WINNIPEG – Police have denied claims of a concerted effort to obtain the membership lists of pro-life organizations in their investigation into the shootings of Canadian abortionists.
In an April 1 interview with The Interim, Sgt. Ron Oliver of Winnipeg Police Services said police have no policy of poring through pro-life group membership lists for potential suspects.
Sgt. Oliver was responding to concerns that pro-life groups have been asked to surrender their membership lists in the police hunt for the assailant(s).
“There is no standard operating procedure in this investigation,” Sgt. Oliver said. “Police forces are using whatever strategy they may need in each of the cities involved in these shootings.”
Abortionists were shot and wounded in Vancouver, Hamilton and Winnipeg between 1994 and 1997. Following the wounding of abortionist Jack Fainman in Winnipeg last November, police announced the creation of a special task force to coordinate the investigation. The task force is centred in Winnipeg.
A police officer’s visit to the offices of North Bay (Ontario) Right to Life in March led to fears among pro-lifers that police were seeking membership lists as part of their investigation. The North Bay officer asked for the northern Ontario group’s list of members, but was refused by its director.
Julie Duggan, head of North Bay Right to Life, told the Interim in March that the officer claimed to be investigating the shootings as part of the Crime Stoppers program.
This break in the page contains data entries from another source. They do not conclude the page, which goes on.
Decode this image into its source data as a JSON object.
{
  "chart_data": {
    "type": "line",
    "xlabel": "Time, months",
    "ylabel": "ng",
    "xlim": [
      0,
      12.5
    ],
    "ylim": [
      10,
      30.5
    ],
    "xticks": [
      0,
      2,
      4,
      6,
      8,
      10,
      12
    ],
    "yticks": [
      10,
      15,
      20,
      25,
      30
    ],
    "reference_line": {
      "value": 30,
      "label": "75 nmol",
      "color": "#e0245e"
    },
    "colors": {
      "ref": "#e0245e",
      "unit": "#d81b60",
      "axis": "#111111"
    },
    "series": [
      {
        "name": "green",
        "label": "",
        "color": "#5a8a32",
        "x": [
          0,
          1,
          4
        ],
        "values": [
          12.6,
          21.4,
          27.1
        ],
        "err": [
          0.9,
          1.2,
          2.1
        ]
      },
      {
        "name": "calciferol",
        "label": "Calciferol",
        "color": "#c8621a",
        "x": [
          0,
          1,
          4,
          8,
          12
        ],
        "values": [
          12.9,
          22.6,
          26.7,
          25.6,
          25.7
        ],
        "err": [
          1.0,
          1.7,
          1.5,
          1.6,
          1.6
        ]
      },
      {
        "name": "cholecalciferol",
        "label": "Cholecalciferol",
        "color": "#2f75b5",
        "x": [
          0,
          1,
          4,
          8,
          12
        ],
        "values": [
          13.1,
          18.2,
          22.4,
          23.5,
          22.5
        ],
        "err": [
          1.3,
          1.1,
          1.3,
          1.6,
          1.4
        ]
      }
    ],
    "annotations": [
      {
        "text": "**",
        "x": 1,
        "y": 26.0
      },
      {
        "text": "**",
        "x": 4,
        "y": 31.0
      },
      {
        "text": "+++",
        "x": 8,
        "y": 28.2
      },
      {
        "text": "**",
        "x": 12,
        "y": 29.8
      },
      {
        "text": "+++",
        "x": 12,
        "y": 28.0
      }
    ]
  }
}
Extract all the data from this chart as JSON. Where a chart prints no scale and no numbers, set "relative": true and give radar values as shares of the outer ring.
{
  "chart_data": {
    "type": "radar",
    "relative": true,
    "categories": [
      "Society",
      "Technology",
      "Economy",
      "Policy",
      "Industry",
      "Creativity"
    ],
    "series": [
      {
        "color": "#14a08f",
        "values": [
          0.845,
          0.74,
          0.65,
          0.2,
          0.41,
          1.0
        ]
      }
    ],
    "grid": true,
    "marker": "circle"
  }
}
She wondered if the officer was acting on his own initiative, or was acting on advice from the special task force.
“In addition to the task force, police in each of the cities have their own investigation in progress,” Sgt. Oliver said. He had no knowledge of any Crime Stoppers role in the investigation.
In February, police asked for and obtained the membership list of the League for Life of Manitoba. At the time, they asked League officials if they knew of any former members who left the group to start up a new organization.
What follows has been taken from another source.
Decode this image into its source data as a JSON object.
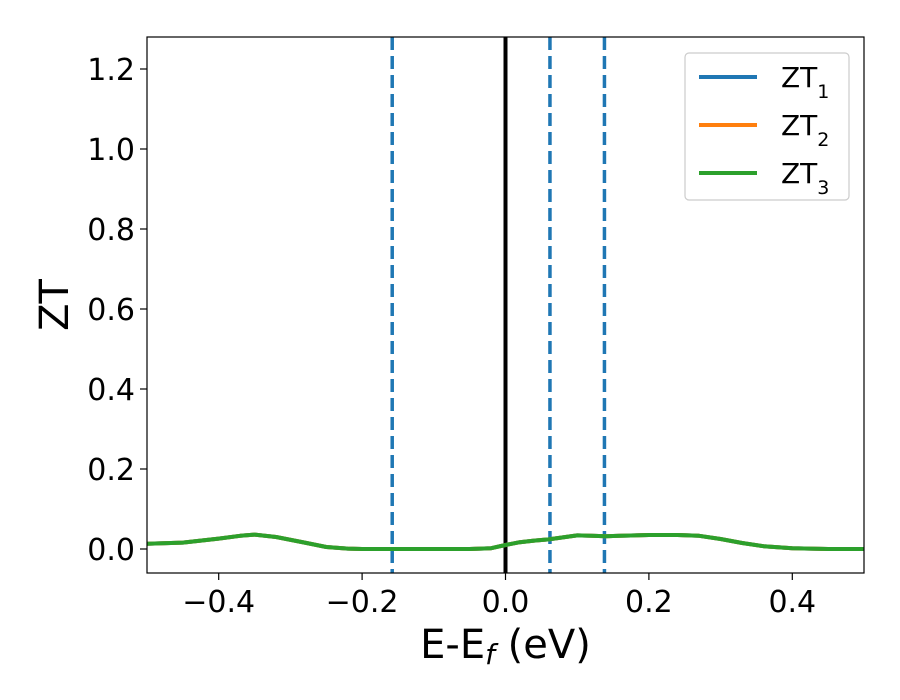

The implication, according to some pro-life officials, is that police have not ruled out the possibility that the assailant(s) in the shootings may have belonged to a mainstream pro-life organization.
Pro-lifers have good reason to be concerned about their depiction as violent extremists. The secular media never misses an opportunity to label pro-lifers as gun-toting fanatics.
But now, an internet website created by a group called the Office of International Criminal Justice (OICJ), lists “anti-abortion violence” in its section titled “Extremist Groups”.
The violence caused by the anti-abortion issue is a matter of continuing dispute between activists on both sides, but activity has largely been confined to protest marches, attempts to barricade abortion clinics and staff harassment.”